En 1933, ya en su país, publicó "El Señor Presidente" que lo ubicó entre los mejores escritores de Latinoamérica. Escribió poesías pero su obra fundamental es la novela.

Actuó en la vida política de su país, y fue embajador en México, Argentina y El Salvador y posteriormente en Francia. 

Recibió varios premios por su obra literaria, y en 1967 le otorgaron el Premio Nóbel de Literatura, galardón que sólo había recibido en Latinoamérica Gabriela Mistral en 1945.
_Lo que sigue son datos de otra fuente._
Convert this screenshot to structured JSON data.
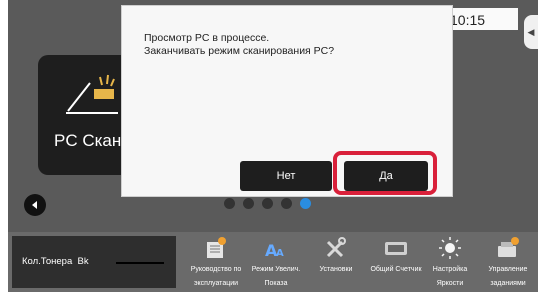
{
  "header": {
    "time": "10:15"
  },
  "tile": {
    "label": "PC Скани"
  },
  "dialog": {
    "line1": "Просмотр PC в процессе.",
    "line2": "Заканчивать режим сканирования PC?",
    "no_label": "Нет",
    "yes_label": "Да"
  },
  "pager": {
    "total": 5,
    "active_index": 4
  },
  "taskbar": {
    "toner_label": "Кол.Тонера",
    "toner_color": "Bk",
    "items": [
      {
        "icon": "manual-icon",
        "line1": "Руководство по",
        "line2": "эксплуатации"
      },
      {
        "icon": "magnify-text-icon",
        "line1": "Режим Увелич.",
        "line2": "Показа"
      },
      {
        "icon": "tools-icon",
        "line1": "Установки",
        "line2": ""
      },
      {
        "icon": "counter-icon",
        "line1": "Общий Счетчик",
        "line2": ""
      },
      {
        "icon": "brightness-icon",
        "line1": "Настройка",
        "line2": "Яркости"
      },
      {
        "icon": "job-status-icon",
        "line1": "Управление",
        "line2": "заданиями"
      }
    ]
  },
  "colors": {
    "highlight": "#d9203a",
    "active_dot": "#2a8de0",
    "button_bg": "#1e1e1e"
  }
}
Falleció en Madrid en 1974.

 

 

Leyendas del Sombrerón

El sombrerón recorre los portales...

En aquel apartado rincón del mundo, tierra prometida a una Reina por un Navegante loco, la mano religiosa había construido el más hermoso templo al lado de la divinidades que en cercanas horas fueran testigo de la idolatría del hombre—el pecado más abominable a los ojos de Dios—, y al abrigo de los tiempo de montañas y volcanes detenían con sus inmensas moles.

Los religiosos encargados del culto, corderos de corazón de león, por flaqueza humana, sed de conocimientos, vanidad ante un mundo nuevo o solicitud hacia la tradición espiritual que acarreaban navegantes y clérigos, se entregaron al cultivo de las bellas artes y al estudio de las ciencias y la filosofía, descuidando sus obligaciones y deberes a tal punto, que, como se sabrá el Día del juicio, olvidábanse de abrir al templo, después de llamar a misa, y de cerrarlo concluidos los oficios...

Y era de ver y era de oír y de saber las discusiones en que por días y noches se enredaban los mas eruditos, trayendo a tal ocurrencia citas de textos sagrados, los más raros y refundidos.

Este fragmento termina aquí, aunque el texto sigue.